OpenAI Oracle and SoftBank announced five new US data centre sites under the Stargate project. The expansion moves planned capacity toward 7 gigawatts and about 400 billion dollars in investment over three years while raising questions about energy consumption and sustainability.
OpenAI Oracle and SoftBank announced five new US data centre sites under the Stargate project as part of an ongoing effort to secure dedicated compute for AI training and inference. The OpenAI Stargate expansion now sits alongside the flagship Abilene Texas campus and projects with partners such as CoreWeave. Together these efforts move planned capacity toward 7 gigawatts and about 400 billion dollars in data centre investment over three years.
AI data centres and artificial intelligence infrastructure for large models require far higher density compute clusters than traditional facilities. These sites combine high bandwidth networking with specialized GPU racks and advanced cooling to support both model training and inference at hyperscale. The growth of hyperscale data centres reflects surging demand for compute while highlighting questions about energy use and local grid impacts.
For technology companies the OpenAI Stargate expansion can speed development cycles and enable larger models by reducing compute bottlenecks. At scale data centre investment can lower per unit compute cost which may improve access for enterprise customers though it will likely favor large incumbents that control infrastructure.

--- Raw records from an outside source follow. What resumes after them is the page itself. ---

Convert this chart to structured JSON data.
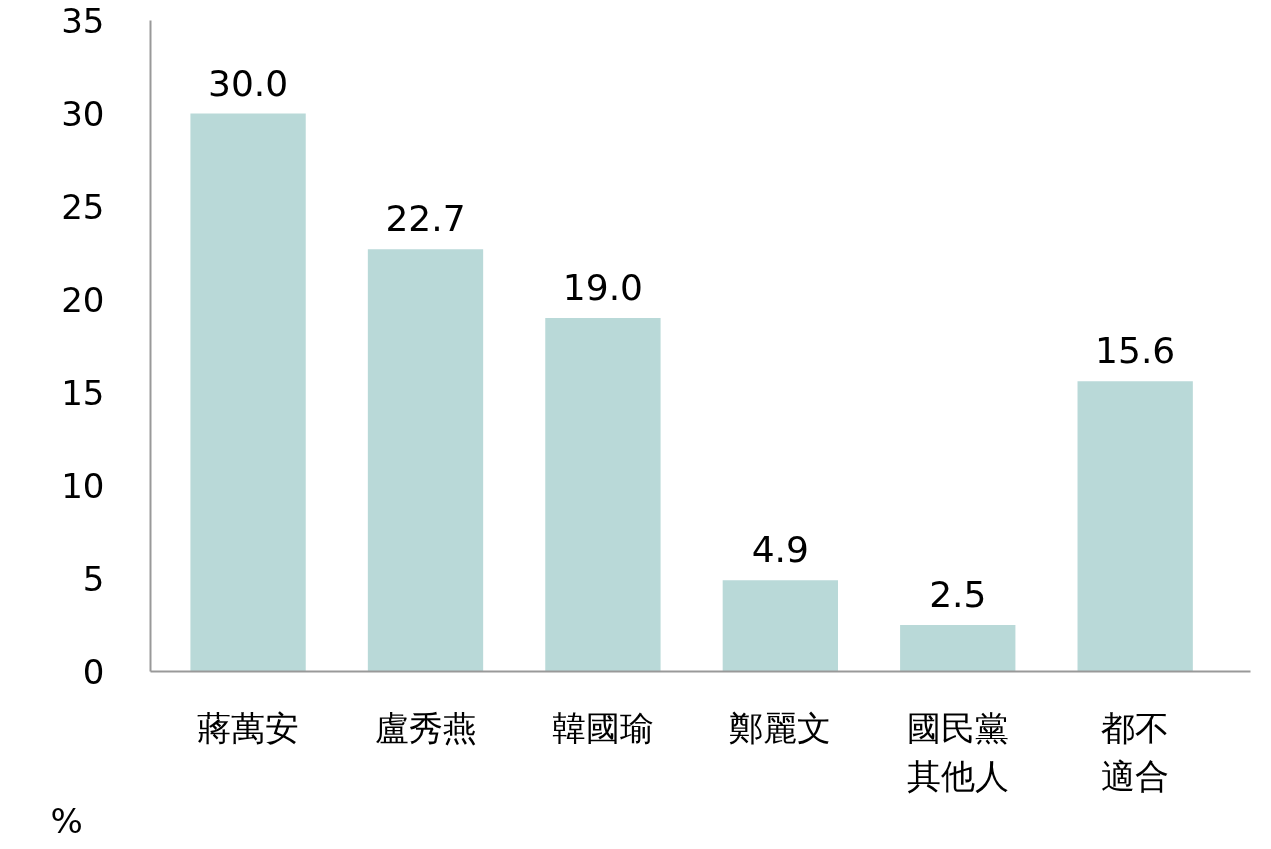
{
  "chart_data": {
    "type": "bar",
    "categories": [
      "蔣萬安",
      "盧秀燕",
      "韓國瑜",
      "鄭麗文",
      "國民黨其他人",
      "都不適合"
    ],
    "values": [
      30.0,
      22.7,
      19.0,
      4.9,
      2.5,
      15.6
    ],
    "value_labels": [
      "30.0",
      "22.7",
      "19.0",
      "4.9",
      "2.5",
      "15.6"
    ],
    "color": "#b9d9d8",
    "ylabel": "%",
    "ylim": [
      0,
      35
    ],
    "yticks": [
      0,
      5,
      10,
      15,
      20,
      25,
      30,
      35
    ],
    "grid": false
  }
}
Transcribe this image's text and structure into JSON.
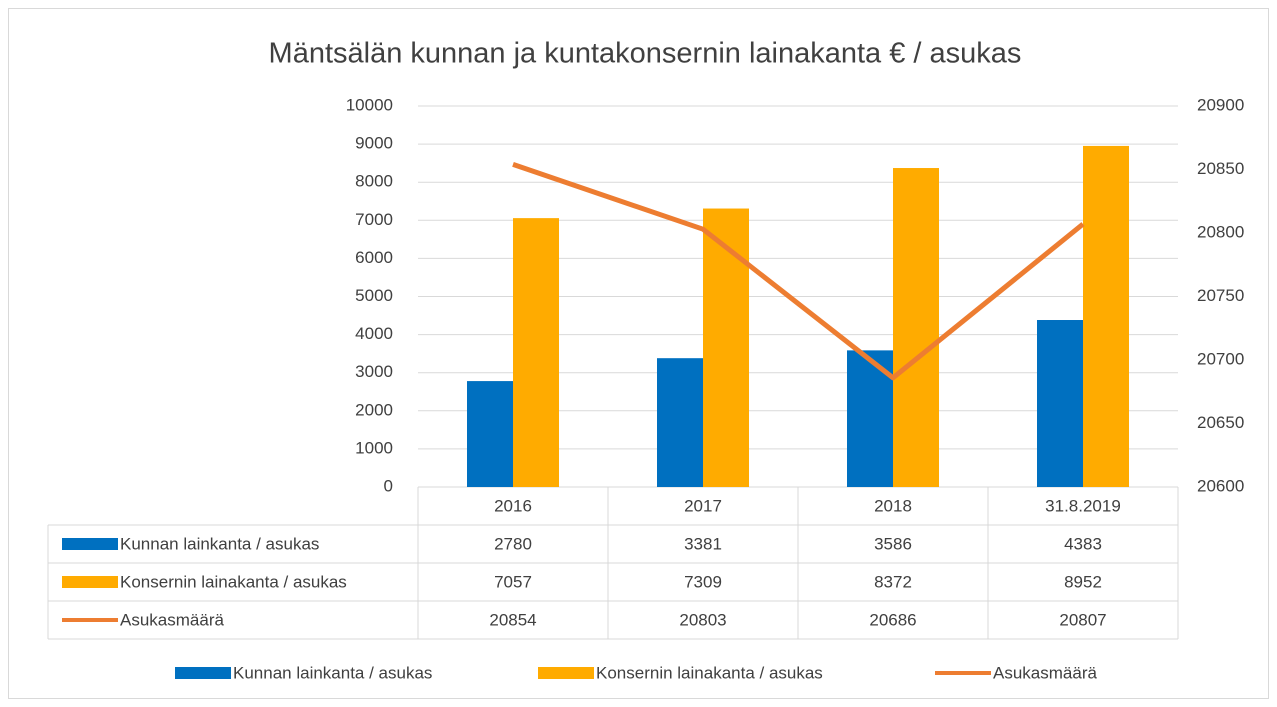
{
  "chart_data": {
    "type": "bar",
    "title": "Mäntsälän kunnan ja kuntakonsernin lainakanta € / asukas",
    "categories": [
      "2016",
      "2017",
      "2018",
      "31.8.2019"
    ],
    "series": [
      {
        "name": "Kunnan lainkanta / asukas",
        "type": "bar",
        "color": "#0070c0",
        "values": [
          2780,
          3381,
          3586,
          4383
        ]
      },
      {
        "name": "Konsernin lainakanta / asukas",
        "type": "bar",
        "color": "#ffab00",
        "values": [
          7057,
          7309,
          8372,
          8952
        ]
      },
      {
        "name": "Asukasmäärä",
        "type": "line",
        "axis": "y2",
        "color": "#ed7d31",
        "values": [
          20854,
          20803,
          20686,
          20807
        ]
      }
    ],
    "ylim": [
      0,
      10000
    ],
    "yticks": [
      0,
      1000,
      2000,
      3000,
      4000,
      5000,
      6000,
      7000,
      8000,
      9000,
      10000
    ],
    "y2lim": [
      20600,
      20900
    ],
    "y2ticks": [
      20600,
      20650,
      20700,
      20750,
      20800,
      20850,
      20900
    ],
    "grid": true,
    "data_table": true,
    "legend": "bottom"
  }
}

For regions the projects bring construction jobs logistics work and later operational roles in data centre operations. At the same time these sites increase pressure on local power supplies and permitting processes. Utilities may need upgrades and communities will evaluate water use and environmental impact from cooling systems.
The five new Stargate sites mark a decisive step in building AI native infrastructure at scale. For businesses the expansion promises more available compute and potential cost benefits. For communities and policymakers it raises urgent questions about energy planning sustainability and how the benefits of next generation AI data centres will be distributed.